PT Intiland Tbk menyatakan siap memenuhi permintaan Wakil Gubernur DKI Jakarta Basuki T Purnama (Ahok) untuk meningkatkan kapasitas waduk Melati yang berada di Jalan Dukuh Pinggir, Jakarta Pusat.
"Kami siap mendukung program Pemprov DKI dalam menangani banjir di Jakarta, khususnya di kawasan Waduk Melati. Bantuan ini merupakan corporate social responsibility (CSR) kami terhadap kota Jakarta," kataWakil Presiden Direktur dan Chief Operating Officer Jakarta PT Intiland Tbk, Suhendro Prabowo kepada wartawan di Jakarta, Senin (12/8).
Tak tanggung-tanggung, PT Intiland merangkul Lembaga Afiliasi Penelitian dan Industri Institut Teknologi Bandung (LAPI ITB) untuk melakukan analisa kapasitas pompa air yang dapat mengantisipasi banjir di kota Jakarta hingga 25 tahun ke depan.
Menurut Suhendro, jika dilihat dari alirannya, Waduk Melati merupakan parkiran air dari Kali Cideng sehingga mau tidak mau harus memiliki pompa air dengan kapasitas penyedotan yang cukup tinggi. Hal senada juga dikemukakan peneliti LAPI ITB, Hernawan Mahfudz.
Karena itu, Intiland akan menyediakan pompa air yang memiliki kemampuan sedot hingga 30 meter kubik per detik. Kapasitas sedotnya bertambah dibandingkan awal yang hanya 12 meter kubik per detik.
"Dengan penambahan pompa tersebut, diharapkan kita dapat mengurangi efek banjir selama 25 tahun, jadi tidak hanya tahunan saja. Juga dapat mempercepat waktu surut banjir, yang tadinya butuh waktu 10 jam, kini bisa 3 jam," kata Hernawan.
Setelah penambahan kapasitas, lanjutnya, Intiland harus melakukan perawatan pompa air. Biasanya, perusahaan hanya memberikan pompa saja, tetapi akhirnya maintenance pompa air dilupakan. Akibatnya, pompa menjadi tidak berfungsi dengan baik, karena rusak atau mati.
Berdasarkan pengalaman tersebut, Intiland akan membangun pompa air Waduk Melati dengan sistem pengelolaan yang berbasis one polder one management (satu pompa satu manajemen).
“Maintenance pompa itu penting supaya dapat berfungsi dalam waktu yang lama. Tidak mudah rusak atau mati. Kami usulkan pengelolaan pompa air yang berbasis one polder one management," ujarnya.
Karena itu, pihaknya ingin menyatukan manajemen perawatan pompa di Waduk Melati dengan Kali Cideng. Waduk Melati tidak bisa berdiri sendiri, tetap tergantung pada Kali Cideng yang akan diperdalam minus 5,5 meter.

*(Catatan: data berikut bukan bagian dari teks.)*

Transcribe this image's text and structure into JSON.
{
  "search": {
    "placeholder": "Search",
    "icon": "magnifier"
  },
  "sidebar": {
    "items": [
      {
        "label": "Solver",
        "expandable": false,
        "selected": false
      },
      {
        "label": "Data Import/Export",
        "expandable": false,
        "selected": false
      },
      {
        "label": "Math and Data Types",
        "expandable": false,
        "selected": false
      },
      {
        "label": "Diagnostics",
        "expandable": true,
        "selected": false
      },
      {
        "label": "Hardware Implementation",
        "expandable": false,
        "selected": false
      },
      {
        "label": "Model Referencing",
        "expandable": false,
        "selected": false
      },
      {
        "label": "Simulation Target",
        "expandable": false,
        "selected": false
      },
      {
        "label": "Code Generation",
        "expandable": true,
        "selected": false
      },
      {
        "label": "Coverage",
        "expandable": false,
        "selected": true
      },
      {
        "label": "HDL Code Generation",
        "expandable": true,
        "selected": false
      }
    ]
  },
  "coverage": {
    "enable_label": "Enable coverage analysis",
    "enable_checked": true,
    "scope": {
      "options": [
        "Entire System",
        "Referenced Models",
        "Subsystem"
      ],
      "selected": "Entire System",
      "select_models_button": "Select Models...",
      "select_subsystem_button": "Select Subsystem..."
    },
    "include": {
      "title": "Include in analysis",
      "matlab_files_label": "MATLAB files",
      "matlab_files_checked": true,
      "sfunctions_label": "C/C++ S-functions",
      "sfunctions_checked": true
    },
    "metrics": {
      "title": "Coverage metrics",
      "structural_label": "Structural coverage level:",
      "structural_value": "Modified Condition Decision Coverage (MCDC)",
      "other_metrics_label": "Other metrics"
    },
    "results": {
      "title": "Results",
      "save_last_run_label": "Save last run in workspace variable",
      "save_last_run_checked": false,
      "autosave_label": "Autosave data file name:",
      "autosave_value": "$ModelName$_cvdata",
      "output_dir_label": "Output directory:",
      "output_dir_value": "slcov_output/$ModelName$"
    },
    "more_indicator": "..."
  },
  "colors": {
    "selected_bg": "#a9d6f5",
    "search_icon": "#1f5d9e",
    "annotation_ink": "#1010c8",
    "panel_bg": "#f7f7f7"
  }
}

"Karena Waduk Melati merupakan parkiran air. Karena itu, kami ingin menyatukan sistem polder Melati dengan Cideng. Kan ada polder Melati dan Polder Cideng. Nanti akan dipimpin oleh Waduk Melati," paparnya.
Tetapi semua langkah itu tidak akan berguna, jika Pemprov DKI tidak melakukan normalisasi Kali Cideng. Kali tersebut harus dikeruk, diperdalam daya tampung airnya dan diperbaiki menjadi lebih bagus dan kuat. Tidak hanya itu, Polder Melati dan Cideng kurang terasa manfaatnya kalau saluran tersier dan sekundernya tidak dipelihara.
"Itu tugasnya masyarakat. Jangan buang sampah di saluran tersier dan sekunder, karena sampah akan memperlambat aliran air, sehingga muncul genangan air," terangnya.